The exciting thing about the company is its Companion Animal Group
and specifically its point of care diagnostics solutions. From a company
execution perspective, it is the usual razor/razor blade model of a
diagnostics company. In other words, expand lower margin system sales in
order to establish scale and then sell higher margin reagents into the
installed base. With that said, instrument revenues were lower than it
had expected them to be in Q4, but the size of accounts was described as
‘upgraded.’ Moreover, customers tend to be very loyal and have driven
demand for consumables forward at a mid teens pace. Similarly, IDXX
expects 11-13% growth in consumables in 2013.
In addition, there is somewhat of a shift in revenue recognition
occurring thanks to its move towards a rental reagent program that
typically lasts five years and ensures recurring cash flow revenues for
the firm. In a sense, this program is really about tailoring a solution
to the needs of the customer in order to drive consumable revenues in
the future.
Idexx also has the benefit of two world class distributors in Henry Schein(NASDAQ: HSIC) and MWI Veterinary Supply(NASDAQ: MWIV).
The latter is another highly rated company (30x earnings) and for good
reason. It recently announced earnings and guidance that beat
expectations. Revenues increased 24% in the quarter with operating
income up 26.4%, and analysts have mid teens earnings growth penciled in
for the next two years. This is a strong industry. As for Henry Schein
it is more of a dental products distributor, but its Global Animal
Health sales were up 19.2% in the last quarter and it gained market
share. This is a good indication that it is looking to focus on this
division in order to generate growth.
And if anyone is in any doubt as to how highly rated the sector is right now then consider the surge in Zoetis (NYSE: ZTS) after the recent IPO. It was oversubscribed by as much as 20x according to sources, and as a Pfizer stockholder I consider that they sold it too cheaply. Zoetis has significant exposure to both companion and livestock markets.
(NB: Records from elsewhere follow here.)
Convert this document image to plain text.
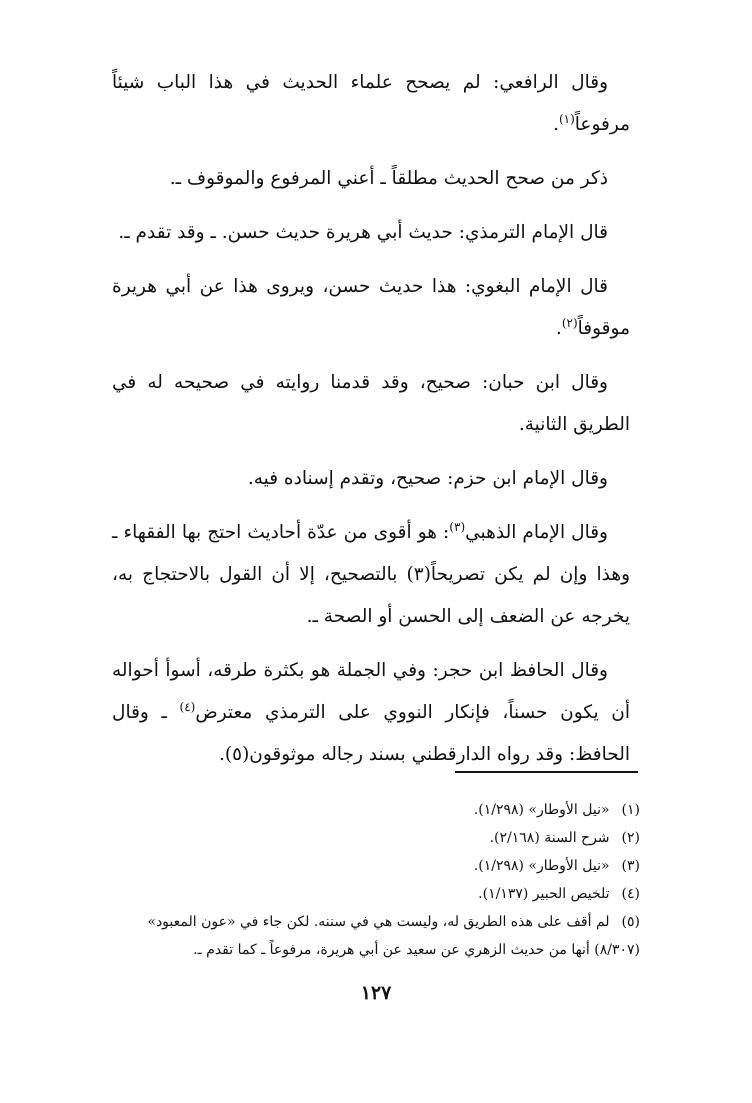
وقال الرافعي: لم يصحح علماء الحديث في هذا الباب شيئاً مرفوعاً$^{(١)}$.

ذكر من صحح الحديث مطلقاً ـ أعني المرفوع والموقوف ـ.

قال الإمام الترمذي: حديث أبي هريرة حديث حسن. ـ وقد تقدم ـ.

قال الإمام البغوي: هذا حديث حسن، ويروى هذا عن أبي هريرة موقوفاً$^{(٢)}$.

وقال ابن حبان: صحيح، وقد قدمنا روايته في صحيحه له في الطريق الثانية.

وقال الإمام ابن حزم: صحيح، وتقدم إسناده فيه.

وقال الإمام الذهبي$^{(٣)}$: هو أقوى من عدّة أحاديث احتج بها الفقهاء ـ وهذا وإن لم يكن تصريحاً(٣) بالتصحيح، إلا أن القول بالاحتجاج به، يخرجه عن الضعف إلى الحسن أو الصحة ـ.

وقال الحافظ ابن حجر: وفي الجملة هو بكثرة طرقه، أسوأ أحواله أن يكون حسناً، فإنكار النووي على الترمذي معترض$^{(٤)}$ ـ وقال الحافظ: وقد رواه الدارقطني بسند رجاله موثوقون(٥).

(١) «نيل الأوطار» (١/٢٩٨).

(٢) شرح السنة (٢/١٦٨).

(٣) «نيل الأوطار» (١/٢٩٨).

(٤) تلخيص الحبير (١/١٣٧).

(٥) لم أقف على هذه الطريق له، وليست هي في سننه. لكن جاء في «عون المعبود» (٨/٣٠٧) أنها من حديث الزهري عن سعيد عن أبي هريرة، مرفوعاً ـ كما تقدم ـ.

١٢٧
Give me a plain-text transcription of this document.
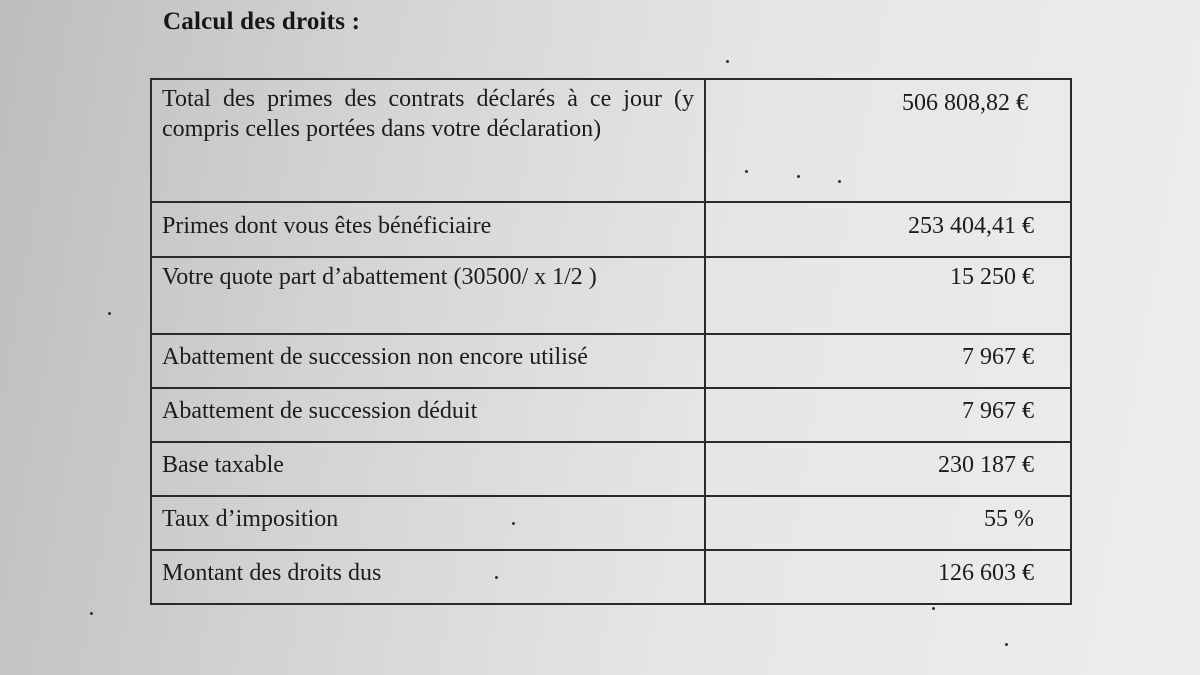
Calcul des droits :
Total des primes des contrats déclarés à ce jour (y compris celles portées dans votre déclaration)	506 808,82 €
Primes dont vous êtes bénéficiaire	253 404,41 €
Votre quote part d’abattement (30500/ x 1/2 )	15 250 €
Abattement de succession non encore utilisé	7 967 €
Abattement de succession déduit	7 967 €
Base taxable	230 187 €
Taux d’imposition	55 %
Montant des droits dus	126 603 €
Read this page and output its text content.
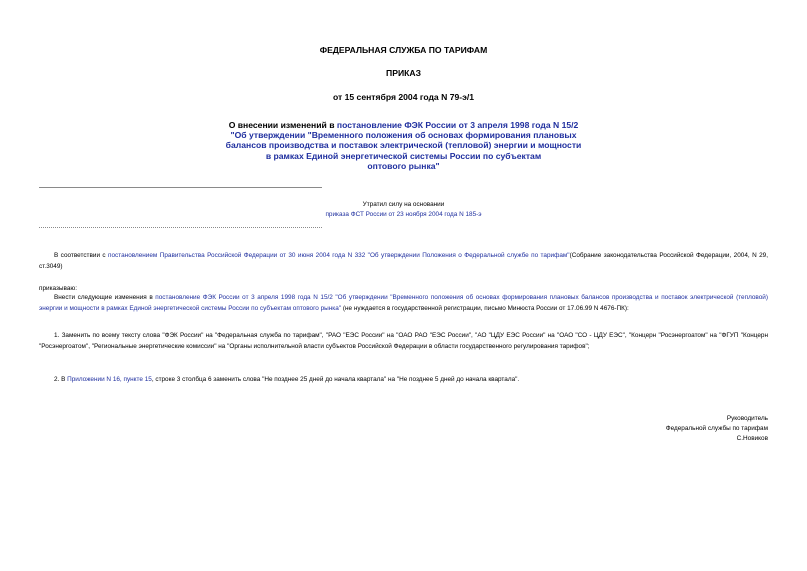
ФЕДЕРАЛЬНАЯ СЛУЖБА ПО ТАРИФАМ
ПРИКАЗ
от 15 сентября 2004 года N 79-э/1
О внесении изменений в постановление ФЭК России от 3 апреля 1998 года N 15/2
"Об утверждении "Временного положения об основах формирования плановых
балансов производства и поставок электрической (тепловой) энергии и мощности
в рамках Единой энергетической системы России по субъектам
оптового рынка"
Утратил силу на основании
приказа ФСТ России от 23 ноября 2004 года N 185-э
В соответствии с постановлением Правительства Российской Федерации от 30 июня 2004 года N 332 "Об утверждении Положения о Федеральной службе по тарифам"(Собрание законодательства Российской Федерации, 2004, N 29, ст.3049)
приказываю:
Внести следующие изменения в постановление ФЭК России от 3 апреля 1998 года N 15/2 "Об утверждении "Временного положения об основах формирования плановых балансов производства и поставок электрической (тепловой) энергии и мощности в рамках Единой энергетической системы России по субъектам оптового рынка" (не нуждается в государственной регистрации, письмо Минюста России от 17.06.99 N 4676-ПК):
1. Заменить по всему тексту слова "ФЭК России" на "Федеральная служба по тарифам", "РАО "ЕЭС России" на "ОАО РАО "ЕЭС России", "АО "ЦДУ ЕЭС России" на "ОАО "СО - ЦДУ ЕЭС", "Концерн "Росэнергоатом" на "ФГУП "Концерн "Росэнергоатом", "Региональные энергетические комиссии" на "Органы исполнительной власти субъектов Российской Федерации в области государственного регулирования тарифов";
2. В Приложении N 16, пункте 15, строке 3 столбца 6 заменить слова "Не позднее 25 дней до начала квартала" на "Не позднее 5 дней до начала квартала".
Руководитель
Федеральной службы по тарифам
С.Новиков
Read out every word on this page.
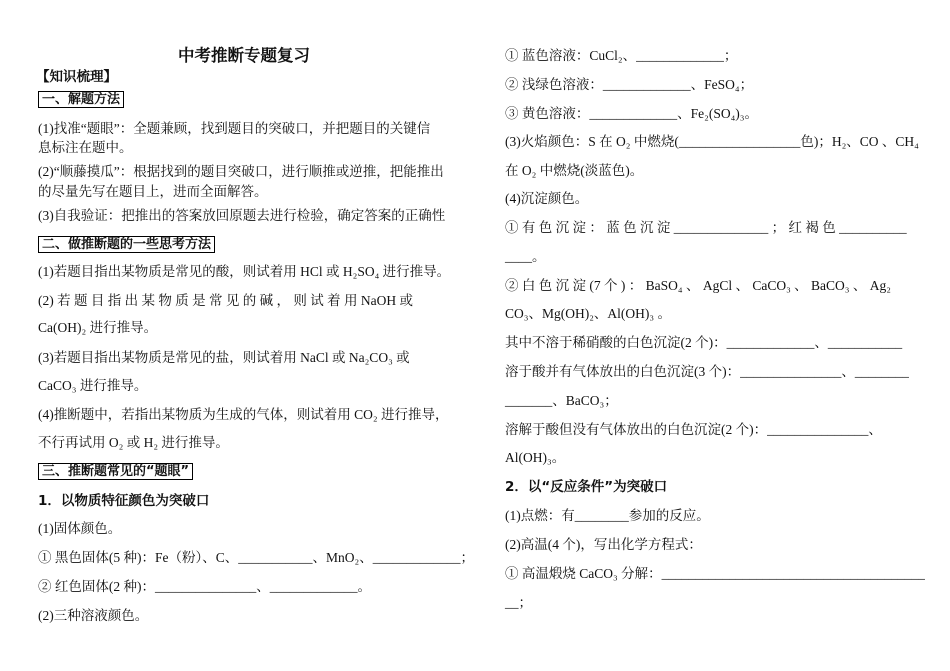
中考推断专题复习
【知识梳理】
一、解题方法
(1)找准“题眼”：全题兼顾，找到题目的突破口，并把题目的关键信
息标注在题中。
(2)“顺藤摸瓜”：根据找到的题目突破口，进行顺推或逆推，把能推出
的尽量先写在题目上，进而全面解答。
(3)自我验证：把推出的答案放回原题去进行检验，确定答案的正确性
二、做推断题的一些思考方法
(1)若题目指出某物质是常见的酸，则试着用 HCl 或 H₂SO₄ 进行推导。
(2) 若 题 目 指 出 某 物 质 是 常 见 的 碱 ， 则 试 着 用 NaOH 或
Ca(OH)₂ 进行推导。
(3)若题目指出某物质是常见的盐，则试着用 NaCl 或 Na₂CO₃ 或
CaCO₃ 进行推导。
(4)推断题中，若指出某物质为生成的气体，则试着用 CO₂ 进行推导，
不行再试用 O₂ 或 H₂ 进行推导。
三、推断题常见的“题眼”
1．以物质特征颜色为突破口
(1)固体颜色。
① 黑色固体(5 种)：Fe（粉）、C、___________、MnO₂、_____________；
② 红色固体(2 种)：_______________、_____________。
(2)三种溶液颜色。
① 蓝色溶液：CuCl₂、_____________；
② 浅绿色溶液：_____________、FeSO₄；
③ 黄色溶液：_____________、Fe₂(SO₄)₃。
(3)火焰颜色：S 在 O₂ 中燃烧(__________________色)；H₂、CO 、CH₄
在 O₂ 中燃烧(淡蓝色)。
(4)沉淀颜色。
① 有 色 沉 淀 ： 蓝 色 沉 淀 ______________ ； 红 褐 色 __________
____。
② 白 色 沉 淀 (7 个 ) ： BaSO₄ 、 AgCl 、 CaCO₃ 、 BaCO₃ 、 Ag₂
CO₃、Mg(OH)₂、Al(OH)₃ 。
其中不溶于稀硝酸的白色沉淀(2 个)：_____________、___________
溶于酸并有气体放出的白色沉淀(3 个)：_______________、________
_______、BaCO₃；
溶解于酸但没有气体放出的白色沉淀(2 个)：_______________、
Al(OH)₃。
2．以“反应条件”为突破口
(1)点燃：有________参加的反应。
(2)高温(4 个)，写出化学方程式：
① 高温煅烧 CaCO₃ 分解：_______________________________________
__；
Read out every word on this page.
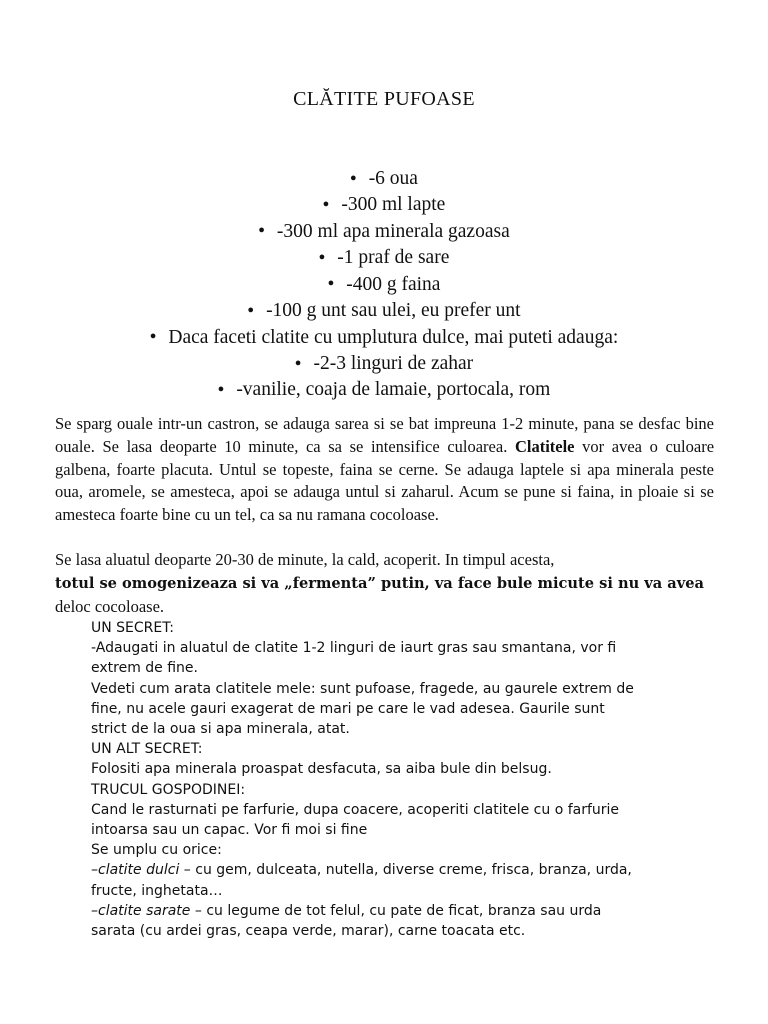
CLĂTITE PUFOASE
● -6 oua
● -300 ml lapte
● -300 ml apa minerala gazoasa
● -1 praf de sare
● -400 g faina
● -100 g unt sau ulei, eu prefer unt
● Daca faceti clatite cu umplutura dulce, mai puteti adauga:
● -2-3 linguri de zahar
● -vanilie, coaja de lamaie, portocala, rom

Se sparg ouale intr-un castron, se adauga sarea si se bat impreuna 1-2 minute, pana se desfac bine ouale. Se lasa deoparte 10 minute, ca sa se intensifice culoarea. Clatitele vor avea o culoare galbena, foarte placuta. Untul se topeste, faina se cerne. Se adauga laptele si apa minerala peste oua, aromele, se amesteca, apoi se adauga untul si zaharul. Acum se pune si faina, in ploaie si se amesteca foarte bine cu un tel, ca sa nu ramana cocoloase.

Se lasa aluatul deoparte 20-30 de minute, la cald, acoperit. In timpul acesta,
totul se omogenizeaza si va „fermenta” putin, va face bule micute si nu va avea
deloc cocoloase.

UN SECRET:
-Adaugati in aluatul de clatite 1-2 linguri de iaurt gras sau smantana, vor fi
extrem de fine.
Vedeti cum arata clatitele mele: sunt pufoase, fragede, au gaurele extrem de
fine, nu acele gauri exagerat de mari pe care le vad adesea. Gaurile sunt
strict de la oua si apa minerala, atat.
UN ALT SECRET:
Folositi apa minerala proaspat desfacuta, sa aiba bule din belsug.
TRUCUL GOSPODINEI:
Cand le rasturnati pe farfurie, dupa coacere, acoperiti clatitele cu o farfurie
intoarsa sau un capac. Vor fi moi si fine
Se umplu cu orice:
–clatite dulci – cu gem, dulceata, nutella, diverse creme, frisca, branza, urda,
fructe, inghetata…
–clatite sarate – cu legume de tot felul, cu pate de ficat, branza sau urda
sarata (cu ardei gras, ceapa verde, marar), carne toacata etc.
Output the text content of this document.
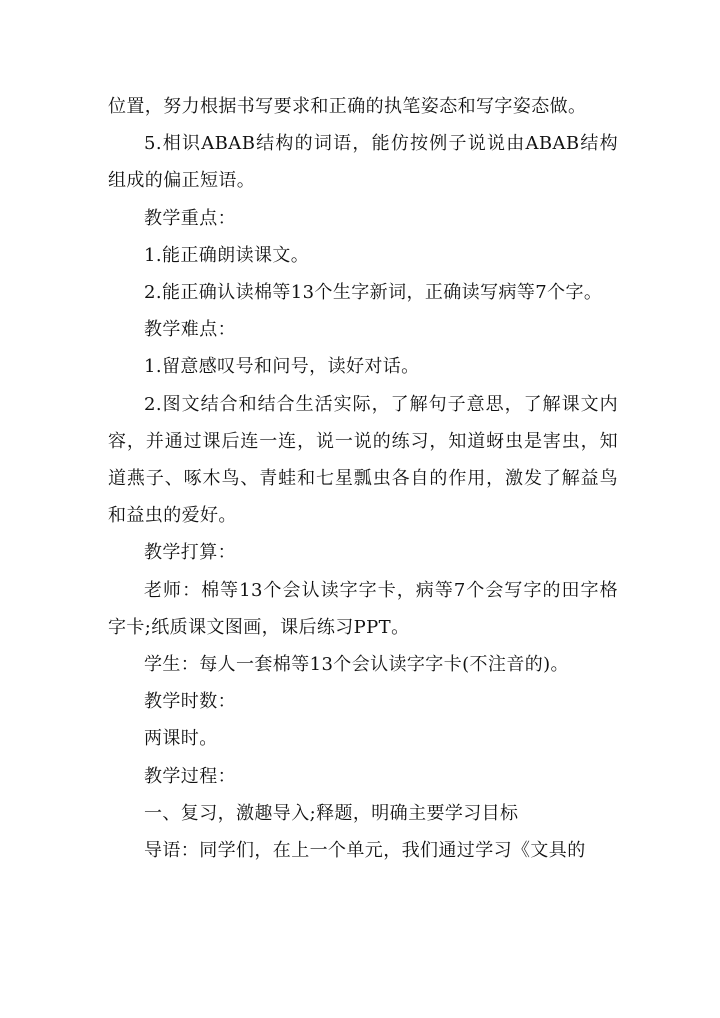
位置，努力根据书写要求和正确的执笔姿态和写字姿态做。

5.相识ABAB结构的词语，能仿按例子说说由ABAB结构组成的偏正短语。

教学重点：

1.能正确朗读课文。

2.能正确认读棉等13个生字新词，正确读写病等7个字。

教学难点：

1.留意感叹号和问号，读好对话。

2.图文结合和结合生活实际，了解句子意思，了解课文内容，并通过课后连一连，说一说的练习，知道蚜虫是害虫，知道燕子、啄木鸟、青蛙和七星瓢虫各自的作用，激发了解益鸟和益虫的爱好。

教学打算：

老师：棉等13个会认读字字卡，病等7个会写字的田字格字卡;纸质课文图画，课后练习PPT。

学生：每人一套棉等13个会认读字字卡(不注音的)。

教学时数：

两课时。

教学过程：

一、复习，激趣导入;释题，明确主要学习目标

导语：同学们，在上一个单元，我们通过学习《文具的
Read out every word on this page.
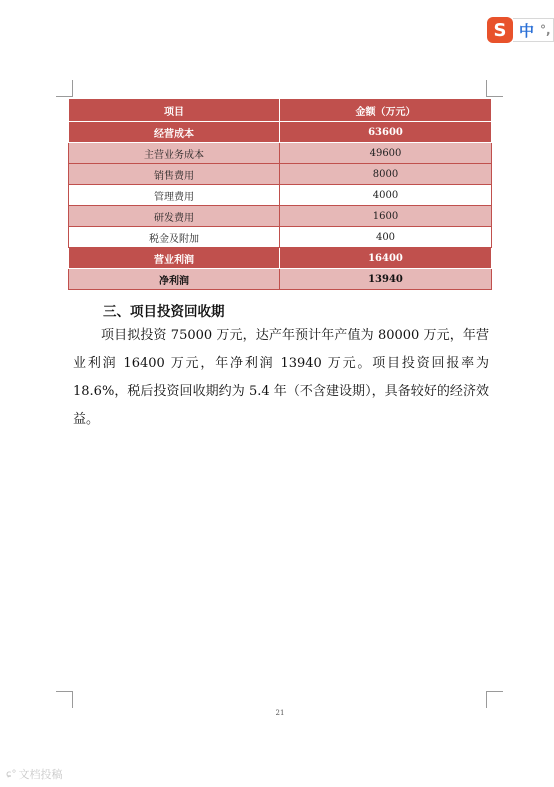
S 中 °,
项目	金额（万元）
经营成本	63600
主营业务成本	49600
销售费用	8000
管理费用	4000
研发费用	1600
税金及附加	400
营业利润	16400
净利润	13940
三、项目投资回收期

项目拟投资 75000 万元，达产年预计年产值为 80000 万元，年营业利润 16400 万元，年净利润 13940 万元。项目投资回报率为 18.6%，税后投资回收期约为 5.4 年（不含建设期），具备较好的经济效益。

21
ɕ° 文档投稿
Hospital Visits and Lab Revenues
While point of care diagnostics represents the growth platform at
IDXX, the larger part of its revenues come from reference laboratory
diagnostic and consulting services. The way to think of these revenues
is as being a function of practice visits and revenues. The evidence is
that people do hold back on taking pets to the vet in difficult times so
there is an element of cyclicality here.
I’ve graphed IDXX’s estimates for these key metrics in 2012:
It looks like a sequential decline, but the company stated that Q4
growth was impacted by Sandy. Otherwise, it suggested patient visit
growth would likely have been closer to 3.5%. This is not indicative of a
strongly growing economy, but the US economy looks better in 2013 and
IDXX is expecting key contributions from international expansion. With
that said, organic growth in reference labs was an impressive 7.6% with a
further 3.1% coming from acquisitions. IDXX can expand profits even
with low single digit growth in patient visits.
Key Demographic Trends
All of these growth drivers are impressive, but to buy the stock you
will need a lot of confidence in its abilities to meet its numbers, and
this will depend on an assessment of its demographic drivers. I think
they are very positive. An increasingly aging demographic implies more
pet ownership, and with the incredible increases in divorce rates
prevalent in the US it is self evidently true that there will be more
single people at an age where they have disposable income. Moreover,
birth rates remain low by historic standards. All of this is pointing
towards the ongoing supplanting of the lack of children and a partner by
buying a companion animal.
We can all disagree on the causes of this (for me it is feminism
mainly), but the trends in society are clear and I don’t think they are
going away anytime soon.
Where Next for Idexx?
Putting all of this together leads to analysts modeling Idexx with an
accelerating free cash flow conversion rate in the future as
consumables revenues grow with a high degree of confidence in its
prospects for hitting these targets. All of which is wonderful, but it
still leaves me uncomfortable with a stock on a forward PE of nearly
27x.
There are probably better ways to invest in the sector and, trust me, I am looking for them.